MountMan: work with your mounted file systems

MountMan is a tool which helps you manage your mounted file systems. Once invoked, it displays a list of every mounted file system. For each file system, MountMan displays its name (which is the actual device name - i.e. /dev/sda1 for a first partition on first HDD), its type (ext4, ext3, ntfs, vfat, ReiserFS...) and its mount point on your system (the folder on which the file system is mounted).

If you want filter out non-removable devices from the list, just check the item Show only removable devices at the left of the device list.

Figure 9.5. MountMan


MountMan also displays usage information using total size, free size, and percentage of available space free. If those numbers say N/A, that usually means that the file system is not mounted. Left clicking on a file system displays a pie chart on the left of the window, graphically displaying the usage information for the file system. Clicking on a non-mounted file system will display not mounted instead of the graph.

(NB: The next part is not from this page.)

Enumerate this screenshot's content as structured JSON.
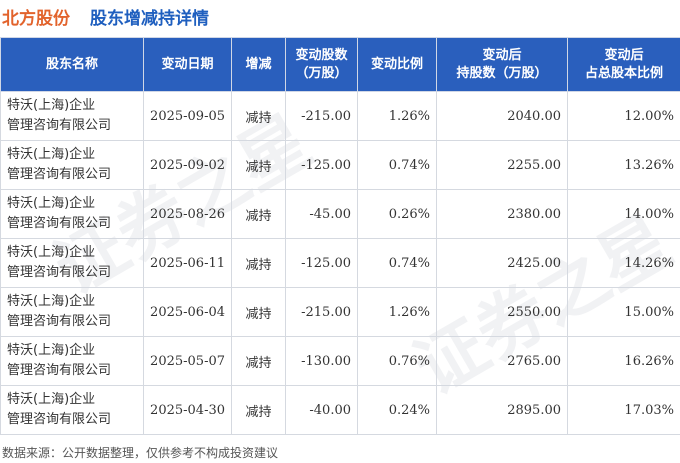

  • Double-clicking on a file system will close MountMan and open that file system inside Krusader's active panel.

  • Right-clicking on a file system will open a small menu which displays what actions can be performed on that file system. At the moment, you can only mount, unmount and eject (if clicking on a removable file system, e.g., a CD-ROM).


We plan to expand MountMan in the next evolution of Krusader. It will be able to format partitions, edit /etc/fstab, create new file systems and more.... By the way, we have started working on it, see Quickmode for MountMan.

Quickmode for MountMan

To activate Quickmode for MountMan, click lateral button with arrow on the MountMan button on the Main Toolbar.

General idea: display a list of all possible mount points. Each time the menu is displayed, it determines if a mount point is mounted or not and associates the correct action (mount or umount). This offers a quick interface to MountMan. It is working, and currently uses KMountMan::mount and unmount. It uses the new KDE Frameworks5 services for fstab-reading and this will enable us to remove a lot of code from the old MountMan.